2012


miércoles, 21 de febrero de 2018

Medianoche en Huaico II: Salvador Dalí



Anoche un infeliz se prendió del timbre a las cuatro de la madrugada. Sin despabilarme y confiado en la habitual tranquilidad del barrio, abrí la puerta sin preguntar. Era Salvador Dalí enfurecido. A punta de escopeta me trató de canalla y exigió que muestre al menos tres libros de George Orwell bajo pena de ejecutarme, sin juicio previo, por considerarlo un “crimen de pereza intelectual”. Asustado y flojo de reflejos, enseñé Rebelión en la Granja y 1984 mientras buscaba con desesperación Homenaje a Cataluña, la única carta que me salvaría del verdugo.

Al rato, y mientras seguía revolviendo estantes, escuché que apoyó su escopeta contra la pared.
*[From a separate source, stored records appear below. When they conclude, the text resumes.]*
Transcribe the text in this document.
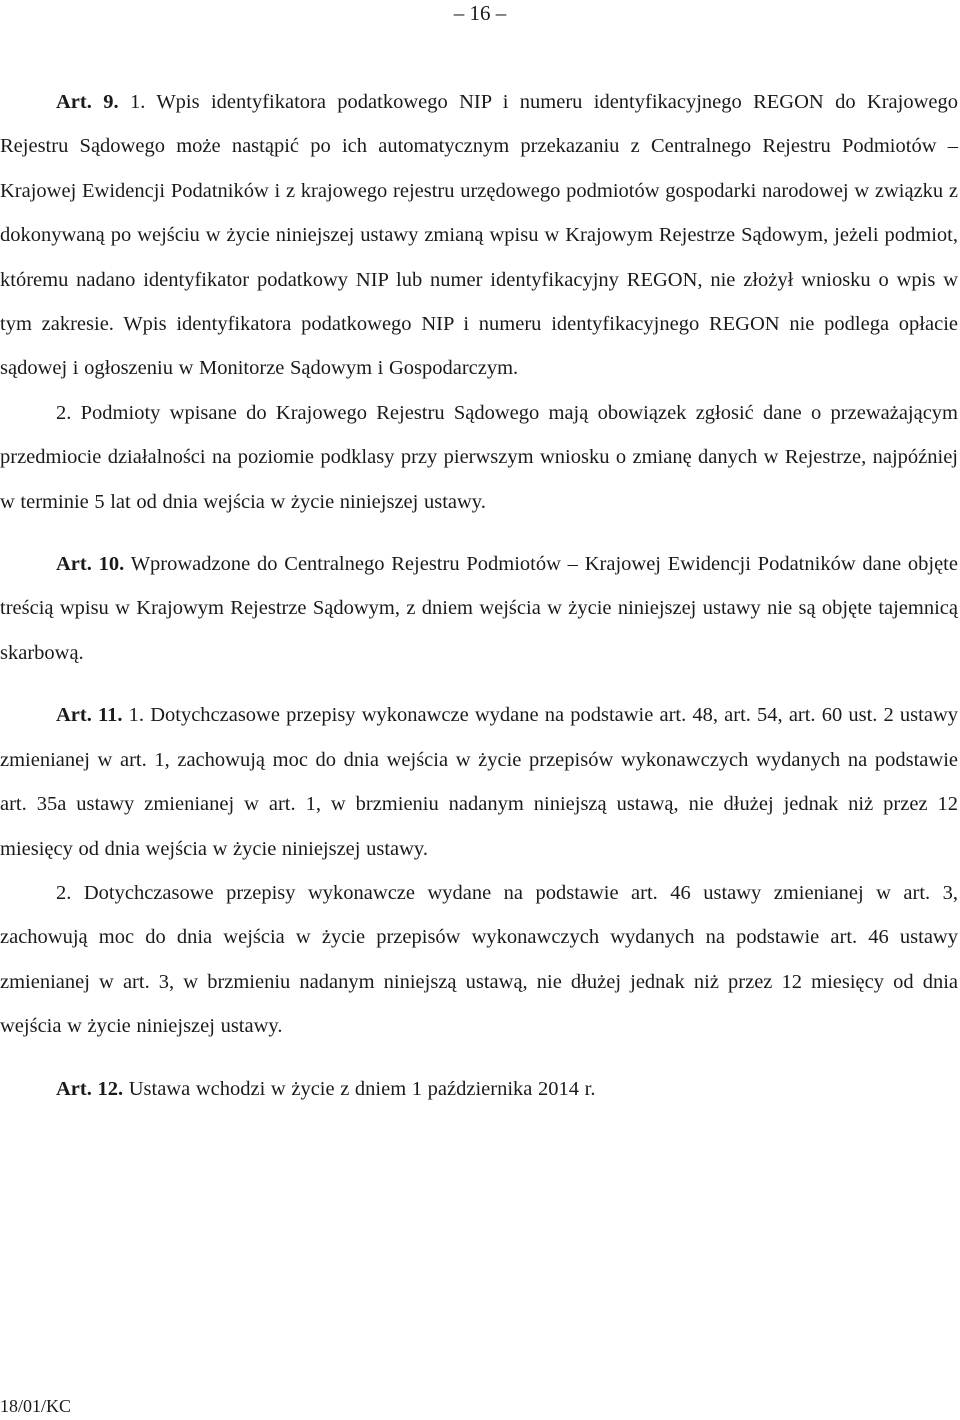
– 16 –

Art. 9. 1. Wpis identyfikatora podatkowego NIP i numeru identyfikacyjnego REGON do Krajowego Rejestru Sądowego może nastąpić po ich automatycznym przekazaniu z Centralnego Rejestru Podmiotów – Krajowej Ewidencji Podatników i z krajowego rejestru urzędowego podmiotów gospodarki narodowej w związku z dokonywaną po wejściu w życie niniejszej ustawy zmianą wpisu w Krajowym Rejestrze Sądowym, jeżeli podmiot, któremu nadano identyfikator podatkowy NIP lub numer identyfikacyjny REGON, nie złożył wniosku o wpis w tym zakresie. Wpis identyfikatora podatkowego NIP i numeru identyfikacyjnego REGON nie podlega opłacie sądowej i ogłoszeniu w Monitorze Sądowym i Gospodarczym.

2. Podmioty wpisane do Krajowego Rejestru Sądowego mają obowiązek zgłosić dane o przeważającym przedmiocie działalności na poziomie podklasy przy pierwszym wniosku o zmianę danych w Rejestrze, najpóźniej w terminie 5 lat od dnia wejścia w życie niniejszej ustawy.

Art. 10. Wprowadzone do Centralnego Rejestru Podmiotów – Krajowej Ewidencji Podatników dane objęte treścią wpisu w Krajowym Rejestrze Sądowym, z dniem wejścia w życie niniejszej ustawy nie są objęte tajemnicą skarbową.

Art. 11. 1. Dotychczasowe przepisy wykonawcze wydane na podstawie art. 48, art. 54, art. 60 ust. 2 ustawy zmienianej w art. 1, zachowują moc do dnia wejścia w życie przepisów wykonawczych wydanych na podstawie art. 35a ustawy zmienianej w art. 1, w brzmieniu nadanym niniejszą ustawą, nie dłużej jednak niż przez 12 miesięcy od dnia wejścia w życie niniejszej ustawy.

2. Dotychczasowe przepisy wykonawcze wydane na podstawie art. 46 ustawy zmienianej w art. 3, zachowują moc do dnia wejścia w życie przepisów wykonawczych wydanych na podstawie art. 46 ustawy zmienianej w art. 3, w brzmieniu nadanym niniejszą ustawą, nie dłużej jednak niż przez 12 miesięcy od dnia wejścia w życie niniejszej ustawy.

Art. 12. Ustawa wchodzi w życie z dniem 1 października 2014 r.

18/01/KC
Giré tímido y entendí que se había olvidado por completo de la amenaza capital. Empezó a contarme escenas de violencia domestica que, según intuí, sufrió en carne propia. De pronto era un niño asustado, preguntándome si no tenía un Joint (un porro) para aliviar tristezas. Desempolvé el material y en plena elaboración artesanal (armado), cambió de idea: dijo que mejor veamos fútbol por TV (usó esa palabra formada por dos letras). Le dije que podíamos conciliar ambas ideas: fumar y hacer zapping hasta que encontremos un partido decente. Me contestó que una pitada le achacaría “un hambre fatal que sólo los mortales pueden saciar” y se tiró en el sillón abatido. Sus repentinas ganas de nada me recordaron la habitualidad de las depresiones mundanas y, de lo inútil que es ocultarlas. Basta con atravesarlas. De pronto el contexto empezó a desdibujarse y caí a cuentas que estaba en un sueño. No obstante, gracias al tono desahuciado de Salvador Dalí, había entendido la lección: saciar la vanidad y los bolsillos no sirven de nada cuando el corazón se contrae y marchita.

Me desperté recordando el último reclamo que no pude cumplir: ella quería cenar salchichas con puré.